Matviyenko Critic Says He Has Been Blacklisted
Published: September 14, 2011 (Issue # 1674)
Television presenter and journalist Dmitry Gubin, once the editor of the local English-Russian-language publication Pulse St. Petersburg, says he has been blacklisted by Russia’s state-controlled national television at the demand of former St. Petersburg governor Valentina Matviyenko.
Last week, Gubin wrote in his blog on Livejournal.com that he found out “by pure chance” that he had been fired and replaced as the co-host of the program “Vremenno Dostupen” (Temporarily Available) on the Tsentr Television channel (TVTs), which he presented alongside Dmitry Dibrov.
He said that no one from the channel’s management has called him to tell him the news.
Gubin wrote that he learned that he had been put on a blacklist when he tried to find out via an unnamed influential source why he had been fired.
“Don’t even go near the federal television channels,” Gubin quoted his source as saying.
“There’s a total ban on you; Auntie Valya (one of Matviyenko’s nicknames) did her best. And everybody on television knows this.”
Gubin revealed that earlier this year, he was booted off another show he used to host, and edited out of three already completed shows on RTR Television channel.
Alongside actor Dmitry Kharatyan, Gubin was a co-host of RTR’s 90-minute talk show “Bolshaya Semya” (Large Family).
Ekho Moskvy journalist Ksenia Larina wrote about Gubin being edited out of the show in her blog on the station’s web site back in June, after the program editor wrote to her that the “Bolshaya Semya” program featuring her had still not been aired after several months because the channel was “busy editing out the presenter.”
When Larina asked why, the reply she received was: “Surely you understand.” On her blog, Larina described the situation as “crude, outrageous savagery.”
Gubin claims that he was told unofficially that he was edited out on the orders of “the state’s second person.” Speaking on Tuesday, he said he had no idea whether Prime Minister Vladimir Putin or President Dmitry Medvedev was meant, but that he was sure that he came under fire because of his criticism of Matviyenko.

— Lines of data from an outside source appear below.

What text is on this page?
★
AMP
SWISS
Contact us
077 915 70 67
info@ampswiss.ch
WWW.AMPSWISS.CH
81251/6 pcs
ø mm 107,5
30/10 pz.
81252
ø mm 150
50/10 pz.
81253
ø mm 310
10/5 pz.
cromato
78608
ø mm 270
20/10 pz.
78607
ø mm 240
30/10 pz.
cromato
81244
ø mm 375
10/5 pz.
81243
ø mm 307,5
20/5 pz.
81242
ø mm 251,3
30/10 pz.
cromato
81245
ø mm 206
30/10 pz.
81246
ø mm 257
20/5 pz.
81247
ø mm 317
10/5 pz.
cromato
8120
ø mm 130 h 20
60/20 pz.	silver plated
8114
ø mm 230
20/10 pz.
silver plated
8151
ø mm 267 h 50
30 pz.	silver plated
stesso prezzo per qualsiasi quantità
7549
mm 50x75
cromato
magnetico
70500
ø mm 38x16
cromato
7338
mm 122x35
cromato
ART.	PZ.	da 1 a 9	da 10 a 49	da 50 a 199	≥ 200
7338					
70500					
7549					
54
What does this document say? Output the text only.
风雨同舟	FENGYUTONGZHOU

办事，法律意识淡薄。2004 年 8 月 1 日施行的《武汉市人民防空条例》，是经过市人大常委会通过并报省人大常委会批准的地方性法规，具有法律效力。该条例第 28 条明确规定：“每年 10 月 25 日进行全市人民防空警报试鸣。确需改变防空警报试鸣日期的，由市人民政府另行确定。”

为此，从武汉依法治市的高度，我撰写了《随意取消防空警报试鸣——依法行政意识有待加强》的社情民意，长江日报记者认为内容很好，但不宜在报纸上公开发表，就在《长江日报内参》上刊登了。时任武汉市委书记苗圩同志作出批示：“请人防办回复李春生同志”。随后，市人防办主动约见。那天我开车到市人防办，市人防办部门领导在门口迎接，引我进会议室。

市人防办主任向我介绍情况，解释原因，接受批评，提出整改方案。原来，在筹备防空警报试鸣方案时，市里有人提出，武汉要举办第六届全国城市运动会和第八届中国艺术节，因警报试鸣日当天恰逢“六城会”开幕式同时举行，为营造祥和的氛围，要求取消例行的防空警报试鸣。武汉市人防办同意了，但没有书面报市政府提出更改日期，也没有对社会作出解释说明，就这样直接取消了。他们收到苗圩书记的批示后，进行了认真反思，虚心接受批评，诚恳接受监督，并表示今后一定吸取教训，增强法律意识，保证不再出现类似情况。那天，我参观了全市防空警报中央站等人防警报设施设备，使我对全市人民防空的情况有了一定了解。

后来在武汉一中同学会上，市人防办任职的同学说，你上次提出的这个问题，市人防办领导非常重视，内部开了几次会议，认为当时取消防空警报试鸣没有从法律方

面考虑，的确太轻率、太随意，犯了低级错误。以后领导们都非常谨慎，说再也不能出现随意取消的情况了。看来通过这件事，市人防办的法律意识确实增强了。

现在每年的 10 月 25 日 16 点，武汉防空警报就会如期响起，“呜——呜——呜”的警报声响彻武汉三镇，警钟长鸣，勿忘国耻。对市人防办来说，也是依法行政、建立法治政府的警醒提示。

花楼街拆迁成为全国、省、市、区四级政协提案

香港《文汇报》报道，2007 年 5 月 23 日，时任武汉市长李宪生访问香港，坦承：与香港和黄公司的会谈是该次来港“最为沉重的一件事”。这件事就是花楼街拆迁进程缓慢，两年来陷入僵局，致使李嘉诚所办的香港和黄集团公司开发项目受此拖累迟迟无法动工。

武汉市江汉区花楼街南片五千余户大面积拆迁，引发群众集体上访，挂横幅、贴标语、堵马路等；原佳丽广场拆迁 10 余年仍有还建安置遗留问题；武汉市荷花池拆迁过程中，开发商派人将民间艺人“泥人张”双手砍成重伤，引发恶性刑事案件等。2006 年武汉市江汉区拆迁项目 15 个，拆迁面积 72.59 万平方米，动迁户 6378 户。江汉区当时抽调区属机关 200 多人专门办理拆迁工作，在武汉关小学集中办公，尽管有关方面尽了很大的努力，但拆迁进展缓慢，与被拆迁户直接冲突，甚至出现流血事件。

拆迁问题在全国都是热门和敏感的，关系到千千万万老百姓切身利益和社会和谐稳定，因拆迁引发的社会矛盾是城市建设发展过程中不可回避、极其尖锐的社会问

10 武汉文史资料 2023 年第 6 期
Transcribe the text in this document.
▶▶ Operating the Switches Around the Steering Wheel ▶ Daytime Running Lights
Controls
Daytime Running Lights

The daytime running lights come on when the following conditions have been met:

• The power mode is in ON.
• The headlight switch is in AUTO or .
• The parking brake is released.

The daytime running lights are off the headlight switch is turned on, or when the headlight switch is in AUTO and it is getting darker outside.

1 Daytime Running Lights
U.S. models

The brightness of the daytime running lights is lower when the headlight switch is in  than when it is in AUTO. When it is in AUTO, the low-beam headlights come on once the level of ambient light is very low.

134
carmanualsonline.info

Matviyenko reportedly had the support of Putin, who endorsed her for the post of St. Petersburg governor in 2003 and reappointed her to the job in 2006 after scrapping gubernatorial elections.
According to Gubin, his current problems with television began after one of his programs on Vesti FM radio station in February, in which he criticized Matviyenko’s failure to manage the city during the winter, comparing the situation to the Siege of Leningrad during World War II and likening Matviyenko to Hitler.
In the program, he said that Matviyenko had in no time at all turned St. Petersburg, “one of Europe’s most magnificent cities,” into “the hole of a village outhouse” and then addressed her directly with the words, “Valentina Ivanovna Matviyenko! You’ve turned the city into a stinking rotten garbage heap.”
Gubin wrote that he had been fired two hours after the program aired for an alleged “breach of contract,” but that he assumed it had been done on the orders of the authorities.
The lengthy process of editing him out of RTR’s recorded “Bolshaya Semya” shows apparently began soon after, as both Vesti FM and RTR Television belong to the same holding.
Matviyenko vacated the seat of governor last month after being offered the position of Speaker of the Federation Council in Moscow by Medvedev. Analysts say the move was a result of her unpopularity with St. Petersburg residents caused by failures to clear the roads of snow and ice during the past two winters, among other reasons.
The authorities and television managers officially deny that blacklists exist. Unofficially, however, their existence has been confirmed by television journalists and opposition figures such as Garry Kasparov and Eduard Limonov, who say they are barred from taking part in television programs.
RTR, TV Tsentr and ATV Company that produces “Vremenno Dostupen” did not reply to questions when contacted by The St. Petersburg Times on Tuesday.